Adequate Information Not Given
This was also the opinion of Conservative peer Lord Framlingham, who complained that adequate information was not available to those making such important decisions on the regulations.
Lord Framlingham said he was against any compulsory vaccination of any kind and stated that: “it goes completely against all that we should believe in and I am totally opposed to it.”
In his quest to understand the DHSC’s stance, he asked two written questions to the Minister’s department: to ascertain if there was a difference in the protection from the disease and the transmission between people who had been vaccinated and those who had tested positive with antibodies.
The answer he got was unlikely to sway his intended vote: “We’re looking at it, but as far as we can tell at the moment, there is no difference”—it was 84% versus 85%, was the reply.
No Difference Between Vaccinated and Those with Antibodies
There is no difference between the protection that the vaccine offers and the protection given by antibodies in the normal course of events.

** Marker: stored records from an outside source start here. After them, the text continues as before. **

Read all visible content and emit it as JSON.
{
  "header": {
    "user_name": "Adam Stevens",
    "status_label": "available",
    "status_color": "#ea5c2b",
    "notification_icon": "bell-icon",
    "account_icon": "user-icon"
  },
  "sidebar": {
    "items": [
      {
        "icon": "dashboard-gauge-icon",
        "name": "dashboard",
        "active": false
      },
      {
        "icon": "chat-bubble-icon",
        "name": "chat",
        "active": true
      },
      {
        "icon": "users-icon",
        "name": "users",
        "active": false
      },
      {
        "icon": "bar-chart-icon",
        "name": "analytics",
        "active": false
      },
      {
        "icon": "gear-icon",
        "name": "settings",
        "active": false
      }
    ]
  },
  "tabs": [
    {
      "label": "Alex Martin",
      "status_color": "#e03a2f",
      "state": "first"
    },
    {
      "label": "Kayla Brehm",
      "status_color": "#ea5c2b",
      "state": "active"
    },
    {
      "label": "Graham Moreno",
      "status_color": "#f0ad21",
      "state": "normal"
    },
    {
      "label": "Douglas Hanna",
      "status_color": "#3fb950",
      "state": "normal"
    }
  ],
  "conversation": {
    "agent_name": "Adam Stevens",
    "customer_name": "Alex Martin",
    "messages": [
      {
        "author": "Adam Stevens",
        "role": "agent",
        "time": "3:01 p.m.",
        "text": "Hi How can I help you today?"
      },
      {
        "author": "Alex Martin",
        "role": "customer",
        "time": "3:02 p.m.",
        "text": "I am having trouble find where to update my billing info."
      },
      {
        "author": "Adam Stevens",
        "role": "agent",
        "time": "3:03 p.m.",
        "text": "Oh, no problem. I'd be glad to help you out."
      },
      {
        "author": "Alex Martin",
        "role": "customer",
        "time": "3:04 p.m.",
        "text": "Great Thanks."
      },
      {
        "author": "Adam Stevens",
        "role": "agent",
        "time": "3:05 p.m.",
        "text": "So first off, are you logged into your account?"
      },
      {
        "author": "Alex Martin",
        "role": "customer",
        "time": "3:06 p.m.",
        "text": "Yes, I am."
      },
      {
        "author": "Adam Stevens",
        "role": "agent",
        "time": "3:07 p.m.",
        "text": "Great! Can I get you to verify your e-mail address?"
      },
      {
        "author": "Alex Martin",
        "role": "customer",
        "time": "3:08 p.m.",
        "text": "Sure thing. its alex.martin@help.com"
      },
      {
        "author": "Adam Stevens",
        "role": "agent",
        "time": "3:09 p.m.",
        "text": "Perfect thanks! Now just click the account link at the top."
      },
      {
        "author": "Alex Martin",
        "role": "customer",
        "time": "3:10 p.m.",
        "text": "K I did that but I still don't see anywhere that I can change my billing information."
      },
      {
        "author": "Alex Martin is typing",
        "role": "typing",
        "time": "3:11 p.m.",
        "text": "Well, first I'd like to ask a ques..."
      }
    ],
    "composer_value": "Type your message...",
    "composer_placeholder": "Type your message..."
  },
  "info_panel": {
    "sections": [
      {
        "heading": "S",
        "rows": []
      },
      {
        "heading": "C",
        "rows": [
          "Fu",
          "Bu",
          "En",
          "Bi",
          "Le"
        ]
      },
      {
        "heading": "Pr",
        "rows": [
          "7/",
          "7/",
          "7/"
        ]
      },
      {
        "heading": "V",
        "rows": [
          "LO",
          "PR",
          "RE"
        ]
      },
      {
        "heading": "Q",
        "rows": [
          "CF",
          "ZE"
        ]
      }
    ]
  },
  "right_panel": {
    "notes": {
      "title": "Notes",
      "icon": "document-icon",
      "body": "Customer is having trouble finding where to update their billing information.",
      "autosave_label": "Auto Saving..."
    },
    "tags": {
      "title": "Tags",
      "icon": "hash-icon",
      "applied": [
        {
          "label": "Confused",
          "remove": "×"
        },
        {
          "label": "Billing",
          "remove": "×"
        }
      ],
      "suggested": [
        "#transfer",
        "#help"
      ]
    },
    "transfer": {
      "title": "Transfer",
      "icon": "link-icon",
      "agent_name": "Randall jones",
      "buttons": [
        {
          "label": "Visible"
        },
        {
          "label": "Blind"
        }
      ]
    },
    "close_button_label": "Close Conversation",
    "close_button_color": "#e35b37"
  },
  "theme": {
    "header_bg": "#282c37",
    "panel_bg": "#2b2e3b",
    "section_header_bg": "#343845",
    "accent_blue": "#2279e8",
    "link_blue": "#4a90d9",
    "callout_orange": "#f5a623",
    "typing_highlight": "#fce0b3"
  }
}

Lord Framlingham asked “surely we are not going to vaccinate people who have the antibodies? adding “It is pointless, particularly if they are thousands of schoolchildren”,
“Can we not test people who have the antibodies and tell them that they do not need to be vaccinated?” He asked. Well, that would be a more rational approach, if there was any need for intervention at all.
It seems that this question cannot be truthfully answered by the ministers who have clearly made their decision to jab the experimental concoction into the arms of the nation, despite the lack of evidence to support their decision.
Necessary Debate and Scrutiny
Ordinarily, bills that pass-through parliament is open to debate and scrutiny of not only the MPs but also the peers. and both houses have the ability to suggest amendments or changes if they believe they will make improvements to the legislation.
However, it seems that one house was not privy to information in order to debate the issues before yesterday’s vote. and it would seem that this is not a new occurrence during votes regarding COVID-19.
It would seem, therefore, that certain members of the government did not want the scrutiny, nor the debate, they had made up their minds that mandatory vaccinations for the NHS were definitely going to go ahead. The day in Parliament, which was surprisingly empty for most of the debate leading up to the voting, was merely a tick box exercise.
We could predict that this would have been the case, what we should not have been able to predict was the total lack of opposition from the labour party. They did not demand that there should be an examination of an adequate impact assessment for the benefit of the NHS working-class staff. Instead, they let them down and rode roughshod over their human rights while allowing them to be subjected to blackmail by effectively saying, “get the jab, or lose your job”.
Many people, if they didn’t before now, will feel politically homeless today. This is not about left and right politics, it is clearly about right and wrong.